Driving the news: A new law that took effect this month is expected to help 150,000 people exit Florida's criminal justice system over the next five years.
- The law was a bipartisan effort unanimously passed with the help of REFORM Alliance, a nonprofit founded by the two rappers along with Fanatics CEO Michael Rubin.
Why it matters: The law will help shorten the time that some are on probation meaning fewer monthly fees, which disproportionately fall on low-income individuals. And it works to redirect those people into our hemorrhaging workforce.
Details: People on state probation and community control in Florida are now eligible to receive new education and workforce credits that will shorten probation terms for those who pursue a GED or higher-ed degree, vocational certification and/or maintain full-time employment.
Point of intrigue: The state also now allows remote reporting, meaning people don't have to meet with their probation officers in person — an important resource for those without transportation or who would risk missing their appointment for work or child care.
- "The COVID pandemic taught us all we can be very, very productive on Zoom and remotely," said Laura Arnold, a REFORM Alliance board member and the co-chair of Arnold Ventures. "So why can we not extend that piece of knowledge to the probation and parole system?"
The big picture: As of 2016, more than 4.5 million of the 6.6 million people in the U.S. criminal justice system were on probation, parole, or another form of supervision.

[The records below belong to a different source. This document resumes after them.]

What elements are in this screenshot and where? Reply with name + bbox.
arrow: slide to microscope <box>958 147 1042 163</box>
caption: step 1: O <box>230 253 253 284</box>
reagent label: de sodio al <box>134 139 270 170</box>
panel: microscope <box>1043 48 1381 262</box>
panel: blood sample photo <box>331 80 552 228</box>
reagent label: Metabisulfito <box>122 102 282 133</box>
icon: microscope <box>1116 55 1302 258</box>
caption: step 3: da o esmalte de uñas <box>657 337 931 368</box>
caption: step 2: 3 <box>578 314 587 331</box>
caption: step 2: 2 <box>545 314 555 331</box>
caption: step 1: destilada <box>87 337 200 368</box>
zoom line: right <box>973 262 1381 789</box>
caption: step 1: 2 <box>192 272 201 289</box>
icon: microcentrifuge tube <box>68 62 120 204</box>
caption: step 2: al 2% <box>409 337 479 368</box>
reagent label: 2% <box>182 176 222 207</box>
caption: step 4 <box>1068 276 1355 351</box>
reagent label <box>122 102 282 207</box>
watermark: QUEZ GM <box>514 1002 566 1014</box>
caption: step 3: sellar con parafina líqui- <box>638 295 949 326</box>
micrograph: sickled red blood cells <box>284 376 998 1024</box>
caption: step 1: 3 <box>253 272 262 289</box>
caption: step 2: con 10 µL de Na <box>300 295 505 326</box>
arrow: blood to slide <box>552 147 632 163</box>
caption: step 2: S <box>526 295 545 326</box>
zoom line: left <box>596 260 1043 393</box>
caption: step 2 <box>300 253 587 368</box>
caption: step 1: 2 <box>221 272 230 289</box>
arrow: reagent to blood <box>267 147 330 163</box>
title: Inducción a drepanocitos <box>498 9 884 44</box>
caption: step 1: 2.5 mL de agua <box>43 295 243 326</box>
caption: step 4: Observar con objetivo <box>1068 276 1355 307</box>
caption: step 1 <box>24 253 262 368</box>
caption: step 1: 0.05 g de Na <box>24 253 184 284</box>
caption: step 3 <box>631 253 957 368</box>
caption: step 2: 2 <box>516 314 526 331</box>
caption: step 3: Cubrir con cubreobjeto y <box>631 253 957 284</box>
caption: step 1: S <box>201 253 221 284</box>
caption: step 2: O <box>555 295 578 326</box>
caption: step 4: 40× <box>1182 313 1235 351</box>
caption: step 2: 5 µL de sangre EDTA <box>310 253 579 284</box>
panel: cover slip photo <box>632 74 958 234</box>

- More than 75% of those on supervision were serving terms for nonviolent offenses, and at least 40% were on probation or parole for relatively minor offenses, according to REFORM.
- The organization has helped pass 14 bills in nine states since its formation in 2019, including in Georgia, New York, Virginia and Mississippi last year.
What they're saying: Rep. Traci Koster (R-Tampa), who sponsored the bill, told Axios she'll continue to push for criminal justice reform. If she's re-elected, she plans to re-propose a bill to compensate victims of wrongful incarceration.